Krstic ile başlayayım, sakatlık gibi konular asla bir sevinç kaynağı değildir ama bu bile bile bir lades oldu. Sevinç kaynağından kasıt şu, sezon başında yaşanması. 2-3 ay sonra da bu gerçekleşebilirdi, her an gerçekleşme potansiyeli vardı ki şu an bu ayrılığın yaşanması Galatasaray adına hayırlısı. Maddi bir kayıp olmadı, bir hamle yapma imkanı da erkenden gele geçti. Krstic bir kumardı, Ergin Ataman'ın bildiği vardır dedik ama Krstic'le alakalı sakatlık durumunun yaşanmaması bir sürpriz olacaktı. Chuck Davis de kumardı mesela ama o dönemde ve maddi tabloda çok fazla hamle yapma imkanı bulunmuyordu, mecburen o riske girildi ama kazanıldı. Krstic ise bir sezon başı hamlesi, hoca onun için ısrarlı oldu ve aldırdı. Havuz genişti, maddi tablo da geçen sezonun çok daha üzerinde ama gördü en azından hoca, ne diyeyim.

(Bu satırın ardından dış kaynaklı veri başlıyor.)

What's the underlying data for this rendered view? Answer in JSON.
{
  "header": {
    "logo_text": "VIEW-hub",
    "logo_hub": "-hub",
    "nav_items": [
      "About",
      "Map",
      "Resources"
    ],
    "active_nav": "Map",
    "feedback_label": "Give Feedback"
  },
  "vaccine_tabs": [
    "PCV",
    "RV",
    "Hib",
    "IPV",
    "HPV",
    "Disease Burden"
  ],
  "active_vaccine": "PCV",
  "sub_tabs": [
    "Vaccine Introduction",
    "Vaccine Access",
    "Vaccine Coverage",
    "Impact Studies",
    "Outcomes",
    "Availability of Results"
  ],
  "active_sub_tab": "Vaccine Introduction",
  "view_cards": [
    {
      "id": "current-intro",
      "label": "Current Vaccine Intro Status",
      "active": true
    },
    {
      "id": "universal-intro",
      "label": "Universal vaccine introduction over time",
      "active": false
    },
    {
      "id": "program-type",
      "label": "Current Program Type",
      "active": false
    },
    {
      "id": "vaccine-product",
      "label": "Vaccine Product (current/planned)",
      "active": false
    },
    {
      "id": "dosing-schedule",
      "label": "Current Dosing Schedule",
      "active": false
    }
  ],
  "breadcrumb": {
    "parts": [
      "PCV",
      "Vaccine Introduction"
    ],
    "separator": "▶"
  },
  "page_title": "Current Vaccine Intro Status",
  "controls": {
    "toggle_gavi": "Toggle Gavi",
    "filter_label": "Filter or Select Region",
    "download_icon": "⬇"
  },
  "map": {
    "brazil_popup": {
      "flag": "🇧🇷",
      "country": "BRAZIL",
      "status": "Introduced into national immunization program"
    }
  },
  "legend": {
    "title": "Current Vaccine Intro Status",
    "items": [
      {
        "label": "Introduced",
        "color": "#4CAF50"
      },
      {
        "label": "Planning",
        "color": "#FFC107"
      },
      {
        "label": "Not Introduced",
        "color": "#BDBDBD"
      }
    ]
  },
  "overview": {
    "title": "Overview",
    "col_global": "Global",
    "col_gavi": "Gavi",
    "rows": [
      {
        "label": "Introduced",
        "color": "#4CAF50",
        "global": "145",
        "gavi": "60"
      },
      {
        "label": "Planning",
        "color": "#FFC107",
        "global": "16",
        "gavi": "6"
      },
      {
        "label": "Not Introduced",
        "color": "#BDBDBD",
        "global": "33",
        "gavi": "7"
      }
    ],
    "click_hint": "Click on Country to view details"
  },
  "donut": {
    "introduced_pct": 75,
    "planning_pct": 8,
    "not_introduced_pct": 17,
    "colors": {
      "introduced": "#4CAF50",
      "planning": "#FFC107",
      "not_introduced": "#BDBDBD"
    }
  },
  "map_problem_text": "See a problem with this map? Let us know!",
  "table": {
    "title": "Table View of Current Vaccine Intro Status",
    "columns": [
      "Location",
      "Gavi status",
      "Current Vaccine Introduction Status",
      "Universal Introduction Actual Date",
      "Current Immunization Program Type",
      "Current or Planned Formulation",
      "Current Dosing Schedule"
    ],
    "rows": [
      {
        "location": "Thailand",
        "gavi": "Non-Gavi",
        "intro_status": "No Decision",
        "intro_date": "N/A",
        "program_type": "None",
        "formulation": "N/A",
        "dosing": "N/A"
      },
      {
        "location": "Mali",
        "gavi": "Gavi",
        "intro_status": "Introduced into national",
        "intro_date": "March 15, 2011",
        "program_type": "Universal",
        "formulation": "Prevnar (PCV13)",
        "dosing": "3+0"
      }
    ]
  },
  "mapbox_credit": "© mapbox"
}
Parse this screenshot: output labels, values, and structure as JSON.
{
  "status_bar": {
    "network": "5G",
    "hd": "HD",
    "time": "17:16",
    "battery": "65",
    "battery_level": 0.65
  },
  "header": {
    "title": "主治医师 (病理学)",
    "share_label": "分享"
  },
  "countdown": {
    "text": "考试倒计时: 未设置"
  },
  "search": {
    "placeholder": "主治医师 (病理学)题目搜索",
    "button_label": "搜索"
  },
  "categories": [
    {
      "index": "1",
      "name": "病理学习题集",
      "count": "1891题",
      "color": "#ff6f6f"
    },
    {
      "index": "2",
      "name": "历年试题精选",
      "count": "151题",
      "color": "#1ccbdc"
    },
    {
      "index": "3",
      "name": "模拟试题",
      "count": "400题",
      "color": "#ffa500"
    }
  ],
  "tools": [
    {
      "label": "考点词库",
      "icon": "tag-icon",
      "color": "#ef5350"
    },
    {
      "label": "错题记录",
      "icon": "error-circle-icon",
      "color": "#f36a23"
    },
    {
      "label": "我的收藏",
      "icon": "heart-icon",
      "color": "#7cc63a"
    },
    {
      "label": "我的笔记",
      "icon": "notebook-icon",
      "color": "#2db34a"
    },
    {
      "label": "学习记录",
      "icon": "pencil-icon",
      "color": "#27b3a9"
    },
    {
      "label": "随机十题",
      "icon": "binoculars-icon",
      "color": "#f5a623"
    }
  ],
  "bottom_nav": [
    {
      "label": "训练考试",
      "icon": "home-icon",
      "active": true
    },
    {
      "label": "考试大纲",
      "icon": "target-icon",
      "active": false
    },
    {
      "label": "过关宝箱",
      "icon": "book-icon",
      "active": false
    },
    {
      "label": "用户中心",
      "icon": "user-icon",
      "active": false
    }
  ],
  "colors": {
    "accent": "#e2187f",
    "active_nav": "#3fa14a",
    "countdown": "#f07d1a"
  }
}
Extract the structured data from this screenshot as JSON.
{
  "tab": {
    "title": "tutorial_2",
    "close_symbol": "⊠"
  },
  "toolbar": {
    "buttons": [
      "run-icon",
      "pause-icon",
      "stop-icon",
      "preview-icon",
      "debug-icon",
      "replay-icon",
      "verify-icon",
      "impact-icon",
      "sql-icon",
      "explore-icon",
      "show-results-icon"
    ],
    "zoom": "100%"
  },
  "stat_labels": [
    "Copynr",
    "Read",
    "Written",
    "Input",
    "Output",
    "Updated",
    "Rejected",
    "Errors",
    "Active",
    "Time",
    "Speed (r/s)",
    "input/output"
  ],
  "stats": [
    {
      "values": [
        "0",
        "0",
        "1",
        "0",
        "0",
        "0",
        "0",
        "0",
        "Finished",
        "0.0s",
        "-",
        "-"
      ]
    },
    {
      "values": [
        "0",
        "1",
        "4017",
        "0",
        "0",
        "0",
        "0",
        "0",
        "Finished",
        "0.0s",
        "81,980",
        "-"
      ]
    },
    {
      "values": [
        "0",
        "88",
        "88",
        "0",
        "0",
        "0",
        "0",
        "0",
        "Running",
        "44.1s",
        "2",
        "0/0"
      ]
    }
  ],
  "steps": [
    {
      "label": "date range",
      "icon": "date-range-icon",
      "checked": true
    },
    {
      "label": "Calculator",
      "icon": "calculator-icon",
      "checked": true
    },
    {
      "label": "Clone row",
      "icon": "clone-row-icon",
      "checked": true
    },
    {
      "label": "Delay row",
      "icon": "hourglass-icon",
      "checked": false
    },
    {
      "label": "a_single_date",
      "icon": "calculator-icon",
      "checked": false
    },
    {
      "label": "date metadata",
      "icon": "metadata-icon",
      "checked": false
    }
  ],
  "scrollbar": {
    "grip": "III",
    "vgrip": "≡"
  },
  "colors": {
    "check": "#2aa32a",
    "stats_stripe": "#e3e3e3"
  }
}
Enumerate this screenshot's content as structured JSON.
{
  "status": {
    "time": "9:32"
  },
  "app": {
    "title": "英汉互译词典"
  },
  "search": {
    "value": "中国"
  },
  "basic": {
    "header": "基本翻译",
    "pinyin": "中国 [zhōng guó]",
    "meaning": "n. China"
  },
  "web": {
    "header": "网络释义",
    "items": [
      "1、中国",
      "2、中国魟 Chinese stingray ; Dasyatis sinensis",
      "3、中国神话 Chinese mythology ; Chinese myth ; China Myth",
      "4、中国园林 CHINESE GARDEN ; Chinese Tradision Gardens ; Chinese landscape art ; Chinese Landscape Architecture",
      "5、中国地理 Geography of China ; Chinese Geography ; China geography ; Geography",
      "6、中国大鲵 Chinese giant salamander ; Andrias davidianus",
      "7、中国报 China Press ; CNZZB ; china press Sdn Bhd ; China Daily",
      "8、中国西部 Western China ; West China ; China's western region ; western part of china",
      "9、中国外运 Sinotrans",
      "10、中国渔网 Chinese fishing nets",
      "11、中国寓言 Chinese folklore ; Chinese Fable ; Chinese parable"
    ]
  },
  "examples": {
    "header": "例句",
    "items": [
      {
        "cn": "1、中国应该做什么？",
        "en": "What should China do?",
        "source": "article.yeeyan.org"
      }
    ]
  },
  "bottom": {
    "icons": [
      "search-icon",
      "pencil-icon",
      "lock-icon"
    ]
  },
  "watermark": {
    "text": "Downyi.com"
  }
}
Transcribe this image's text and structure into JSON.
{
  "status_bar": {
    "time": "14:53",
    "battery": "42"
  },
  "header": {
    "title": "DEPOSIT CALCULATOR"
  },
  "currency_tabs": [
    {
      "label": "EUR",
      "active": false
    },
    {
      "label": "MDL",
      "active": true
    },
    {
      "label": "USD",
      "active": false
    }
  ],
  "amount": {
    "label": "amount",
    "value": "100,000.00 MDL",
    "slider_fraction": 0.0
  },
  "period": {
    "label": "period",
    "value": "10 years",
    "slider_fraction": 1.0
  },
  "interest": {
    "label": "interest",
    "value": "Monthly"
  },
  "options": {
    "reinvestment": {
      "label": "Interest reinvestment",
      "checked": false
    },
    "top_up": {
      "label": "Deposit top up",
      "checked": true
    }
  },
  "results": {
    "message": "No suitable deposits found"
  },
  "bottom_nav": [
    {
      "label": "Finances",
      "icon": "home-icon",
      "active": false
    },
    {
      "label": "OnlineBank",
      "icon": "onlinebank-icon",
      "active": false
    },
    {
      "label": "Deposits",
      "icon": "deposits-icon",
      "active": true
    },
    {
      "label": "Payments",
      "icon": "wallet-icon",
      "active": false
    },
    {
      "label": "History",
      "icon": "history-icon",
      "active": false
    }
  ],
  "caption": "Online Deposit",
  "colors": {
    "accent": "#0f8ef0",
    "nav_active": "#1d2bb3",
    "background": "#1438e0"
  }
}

Her iki taraf için hayırlısı olsun, Krstic'in basketbola devam etmesi ileride yaşantısı için sorun olacaktı, kendisine adına da en doğru karar.
Benim için sürpriz oldu, transferi kapattık diye biliyordum. Yaz döneminde konuşuyorduk bu ismi ama Fenerbahçe ile 3 yıllık daha kontratı varmış, senelik 1.5 milyon dolar'dan. Sevr Anlaşması tadında bir sözleşme, Fenerbahçe'nin bu kontrattan çıkmaya çalışması da bu transfer sürecini uzattı belki de. 2-3 gün önce yine teklif edilmiş, sonrasında da Ergin Ataman hayır demedi. 500 bin dolar ödeyecek Galatasaray, 1 milyon dolar karşılığında da Fenerbahçe ile kontratından çıkmış. Geçmişi, karakteri, bazı söylemleri elbette gündem olacak, konuşulacak. Bunun önüne geçilmez ama dünün şartları ile bugün farklı, bugünü dün üzerinden asla değerlendirmem. Her anın başka şartları var, olaya o açıdan bakıyorum. İşin taktik, teknik detayını çok bilmem ama gözlemim şuydu. Euroleague fikstürü sıkışık, yoğun ve sert. Bunun yanında lig hedefi de var, şampiyonluk bir hedef olmalı ki onun da yolu normal sezonu 1. bitirmekten geçiyor. Yerli rotasyonunu bu anlamda iyi görmüyordum, geniş bir kadro kurduk ama yabancı ağırlıklı. Böyle bir yerli adım, üstelik bu şartlar içerisinde kötü değil, hatta ihtiyaç bile diyebilirim. E o zaman Schilb neden kaldı diyebiliriz, rotasyonun en yoğun olduğu pozisyona geliyor ama lig için yerli hamlesi gerekliydi, bu fırsatı değerlendirdiler. 1, 2, 3, 4 gibi pozisyonları oynar, gününü bulduğunda maçı da size kazandırır ama savruktur, kötü hali de hiç çekilmez. Sistem içerisine dahil etmek, rolünün sınırları içerisinde tutmak zor olacak ama yine hocanın bir bildiği vardır diyorum, çünkü ısrar etti, lig şampiyonluğu vurgusu yaptı.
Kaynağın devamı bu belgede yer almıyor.